Plotting and graphing in 3D?

[123456]

Hey everybody

I've got a question:

Is it possible to plot points/dots (not sure if that's the right word) and graf lines in 3 dimensions?

I know that you can set the graf-mode to 3D in "mode", but this, as fare as i know, only gives me the ability to graf surfaces, which I am not interested in.

- I wish to graf a line, eg. m: (x,y,z) = (1,2,3)+t*(2,4,1), where (2,4,1) are the co-ordinates for the vector indicating the direction of the line and (1,2,3) a point/dot on the line.

- I wish to plot points/dots in a system of co-ordinates (3 axis) and calculate the distance between them.

Is any of this possible?

[BlainUSM]

The first part of your post would be more appropriate for the BASIC/ASM programming forums. Please keep in mind that someone with 3D programming experience may be able to provide you with a simpler solution.

Unfortunately, TI does not seem to provide functionality for plotting points, line segments, or curves in R^3. However, 3rd party programs provide alternatives. If you're really set on using a TI-89 to construct graphical objects in 3D, you may want to visit the following website:

http://www.acdca.ac.at/material/t3/t33dobj.htm

You may be able to obtain a copy of the program discussed there. The author lists his contact information, and he seems open to inquiries/requests. The program he discusses is called “pres()”and likely has the functionality you desire.

[BlainUSM]

On the TI-89, a function (the Euclidean metric) may be easily defined for calculating the (Euclidean) distance between any two points in R^n, where n is a positive integer. At the home screen type the following*:


Define dist(a, b) = sqrt(sum((a-b)^2, 1, dim(a)))

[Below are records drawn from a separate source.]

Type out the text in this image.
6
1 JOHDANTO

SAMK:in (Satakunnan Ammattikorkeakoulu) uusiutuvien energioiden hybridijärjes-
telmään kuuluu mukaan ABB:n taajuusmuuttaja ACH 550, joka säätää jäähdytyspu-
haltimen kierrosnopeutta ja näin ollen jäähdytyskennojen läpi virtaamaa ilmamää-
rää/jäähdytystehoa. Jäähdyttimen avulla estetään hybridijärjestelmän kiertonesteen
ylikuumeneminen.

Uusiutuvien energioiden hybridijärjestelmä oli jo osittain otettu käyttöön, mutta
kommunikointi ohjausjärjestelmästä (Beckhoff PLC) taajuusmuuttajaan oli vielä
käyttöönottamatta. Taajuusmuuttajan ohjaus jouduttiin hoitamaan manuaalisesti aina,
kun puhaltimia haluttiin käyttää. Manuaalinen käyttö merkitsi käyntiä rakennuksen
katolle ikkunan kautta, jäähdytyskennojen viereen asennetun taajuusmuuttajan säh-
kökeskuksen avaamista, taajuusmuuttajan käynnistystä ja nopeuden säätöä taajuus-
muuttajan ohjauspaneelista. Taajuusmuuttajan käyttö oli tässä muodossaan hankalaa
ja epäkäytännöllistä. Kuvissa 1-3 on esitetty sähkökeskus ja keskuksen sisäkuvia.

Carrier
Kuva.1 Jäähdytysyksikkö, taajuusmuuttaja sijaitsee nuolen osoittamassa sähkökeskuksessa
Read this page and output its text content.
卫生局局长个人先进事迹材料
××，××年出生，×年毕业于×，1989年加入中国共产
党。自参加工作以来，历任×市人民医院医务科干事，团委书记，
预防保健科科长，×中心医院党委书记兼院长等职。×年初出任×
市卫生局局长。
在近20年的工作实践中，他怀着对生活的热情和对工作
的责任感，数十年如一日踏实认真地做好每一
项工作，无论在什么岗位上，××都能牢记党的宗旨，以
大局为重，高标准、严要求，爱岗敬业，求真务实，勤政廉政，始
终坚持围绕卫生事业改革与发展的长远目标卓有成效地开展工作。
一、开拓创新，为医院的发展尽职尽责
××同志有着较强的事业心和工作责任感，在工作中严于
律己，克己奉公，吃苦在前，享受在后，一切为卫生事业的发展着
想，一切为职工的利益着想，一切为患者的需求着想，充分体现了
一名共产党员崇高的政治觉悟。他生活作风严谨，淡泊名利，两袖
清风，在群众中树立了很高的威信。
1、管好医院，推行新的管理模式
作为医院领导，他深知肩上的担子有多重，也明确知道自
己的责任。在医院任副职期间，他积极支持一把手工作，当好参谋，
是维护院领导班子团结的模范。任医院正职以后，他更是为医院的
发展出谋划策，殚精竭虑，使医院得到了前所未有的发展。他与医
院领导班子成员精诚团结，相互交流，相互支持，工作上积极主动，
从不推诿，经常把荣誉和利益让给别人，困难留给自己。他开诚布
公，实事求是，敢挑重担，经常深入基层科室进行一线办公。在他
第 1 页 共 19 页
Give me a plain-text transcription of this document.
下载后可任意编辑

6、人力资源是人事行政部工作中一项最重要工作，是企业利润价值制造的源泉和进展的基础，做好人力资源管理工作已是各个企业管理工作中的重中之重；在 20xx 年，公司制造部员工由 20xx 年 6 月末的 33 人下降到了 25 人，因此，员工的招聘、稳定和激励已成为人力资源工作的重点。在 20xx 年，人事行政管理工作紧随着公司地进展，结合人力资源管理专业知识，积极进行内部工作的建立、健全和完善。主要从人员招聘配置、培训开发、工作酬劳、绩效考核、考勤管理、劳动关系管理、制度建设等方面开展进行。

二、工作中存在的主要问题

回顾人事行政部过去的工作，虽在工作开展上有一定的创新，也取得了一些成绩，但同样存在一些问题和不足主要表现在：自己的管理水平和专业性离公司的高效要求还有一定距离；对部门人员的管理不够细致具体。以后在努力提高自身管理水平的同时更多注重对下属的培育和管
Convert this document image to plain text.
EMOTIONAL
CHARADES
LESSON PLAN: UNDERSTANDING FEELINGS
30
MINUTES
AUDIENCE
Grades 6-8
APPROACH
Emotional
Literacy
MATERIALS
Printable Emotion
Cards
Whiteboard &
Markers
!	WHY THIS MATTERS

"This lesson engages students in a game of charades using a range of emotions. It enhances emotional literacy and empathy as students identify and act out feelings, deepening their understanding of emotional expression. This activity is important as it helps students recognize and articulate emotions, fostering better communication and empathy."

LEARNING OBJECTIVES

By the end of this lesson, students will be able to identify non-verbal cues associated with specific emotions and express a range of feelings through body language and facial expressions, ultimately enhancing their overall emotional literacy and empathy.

*Note that to access the square root symbol push "2nd" and then the multiplication sign. Don't enter "sqrt".


Now try the following two exercises to check your code.


1. Enter “dist({0,0,0},{1,1,1})”. The output should be sqrt(3), which is the (Euclidean) distance between the points (0,0,0) and (1,1,1) in R^3.

2. Enter “dist({0,0}, {1,1})”. The output should be sqrt(2), which is the (Euclidean) distance between the points (0,0) and (1,1) in the plane.

[123456]

Thanks a lot BlainUSM

Your second post worked fine for me and I think I'm gonna ask for the program pres() as you suggest.